Return on Investment (ROI)
$$\text{ROI} = \frac{\text{Final Value} - \text{Initial Cost}}{\text{Initial Cost}} \times 100$$
What is Return on Investment (ROI)?
Return on Investment (ROI) measures how much an investment gains or loses relative to its cost. It is calculated by subtracting the initial cost from the final value, dividing by the initial cost, and multiplying by 100 to express the result as a percentage. A positive ROI means the investment was profitable; a negative ROI means it lost money.
ROI's power lies in its universality: it reduces any investment — a stock purchase, a marketing campaign, a factory machine, or a new hire — to a single comparable percentage. A marketing campaign that cost $10,000 and generated $40,000 in attributable revenue has an ROI of 300%, making it directly comparable to a $50,000 equipment upgrade that saves $15,000 per year (30% annual ROI).
The main limitation of simple ROI is that it ignores time. An ROI of 50% is excellent in one year but mediocre over a decade. For multi-year investments, CAGR (Compound Annual Growth Rate) is the more useful companion metric, as it converts total ROI into an annualised rate that accounts for the time value of money.
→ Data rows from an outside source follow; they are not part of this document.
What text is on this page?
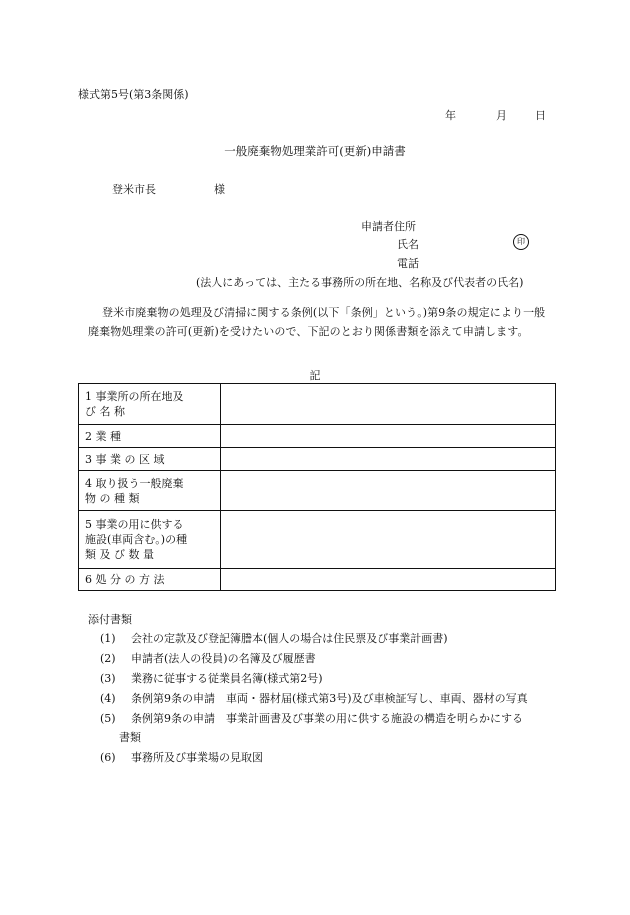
様式第5号(第3条関係)
年	月	日
一般廃棄物処理業許可(更新)申請書
登米市長	様
申請者住所
氏名	印
電話
(法人にあっては、主たる事務所の所在地、名称及び代表者の氏名)
登米市廃棄物の処理及び清掃に関する条例(以下「条例」という。)第9条の規定により一般廃棄物処理業の許可(更新)を受けたいので、下記のとおり関係書類を添えて申請します。
記
1 事業所の所在地及
び 名 称	

2 業 種	

3 事 業 の 区 域	

4 取り扱う一般廃棄
物 の 種 類	

5 事業の用に供する
施設(車両含む。)の種
類 及 び 数 量	

6 処 分 の 方 法	

添付書類
(1) 会社の定款及び登記簿謄本(個人の場合は住民票及び事業計画書)
(2) 申請者(法人の役員)の名簿及び履歴書
(3) 業務に従事する従業員名簿(様式第2号)
(4) 条例第9条の申請　車両・器材届(様式第3号)及び車検証写し、車両、器材の写真
(5) 条例第9条の申請　事業計画書及び事業の用に供する施設の構造を明らかにする
書類
(6) 事務所及び事業場の見取図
When to use Return on Investment (ROI)
Use ROI as a first-pass filter to compare mutually exclusive investments or marketing channels. Pair it with CAGR for any investment spanning more than one year. Do not use standalone ROI to compare investments with very different time horizons without also computing the annualised rate.
Worked examples
| Investment | Initial Cost | Final Value | Net Return | ROI |
|---|---|---|---|---|
| Stock purchase | $10,000 | $14,500 | $4,500 | 45% |
| Marketing campaign | $5,000 | $18,000 | $13,000 | 260% |
| Equipment upgrade | $80,000 | $95,000 | $15,000 | 18.75% |
| Failed product launch | $25,000 | $12,000 | −$13,000 | −52% |
Common pitfalls
ROI is easily manipulated by choosing what counts as "cost" or "return." A marketing ROI calculation that includes only ad spend but ignores agency fees, creative production, and staff time will be significantly inflated. Always use fully-loaded costs. For capital investments, also compare ROI against the company's weighted average cost of capital (WACC) — a 10% ROI is not attractive if the company's cost of capital is 12%.
Frequently asked questions
What is a good ROI?
There is no universal benchmark — it depends on the investment type, risk level, and time horizon. Stock market investors historically target 7–10% annualised (inflation-adjusted). Marketing campaigns are often evaluated against a minimum 3:1 return ($3 return per $1 spent, i.e., 200% ROI). The only valid comparison is against the opportunity cost: what else could the capital have earned?
What is the difference between ROI and CAGR?
ROI measures total return over the full investment period regardless of length. CAGR converts that total return into an equivalent annual rate, enabling fair comparison across investments held for different periods. A 100% ROI over 2 years equals a CAGR of approximately 41.4%; the same 100% ROI over 5 years equals a CAGR of 14.9%.
How does ROI differ from ROE?
ROI is a general-purpose investment return metric that applies to any asset. ROE (Return on Equity) is a specific corporate finance metric comparing net income to shareholders' equity — it measures management's efficiency in using owner capital. A company's overall ROE informs investors; project-level ROI informs internal capital allocation decisions.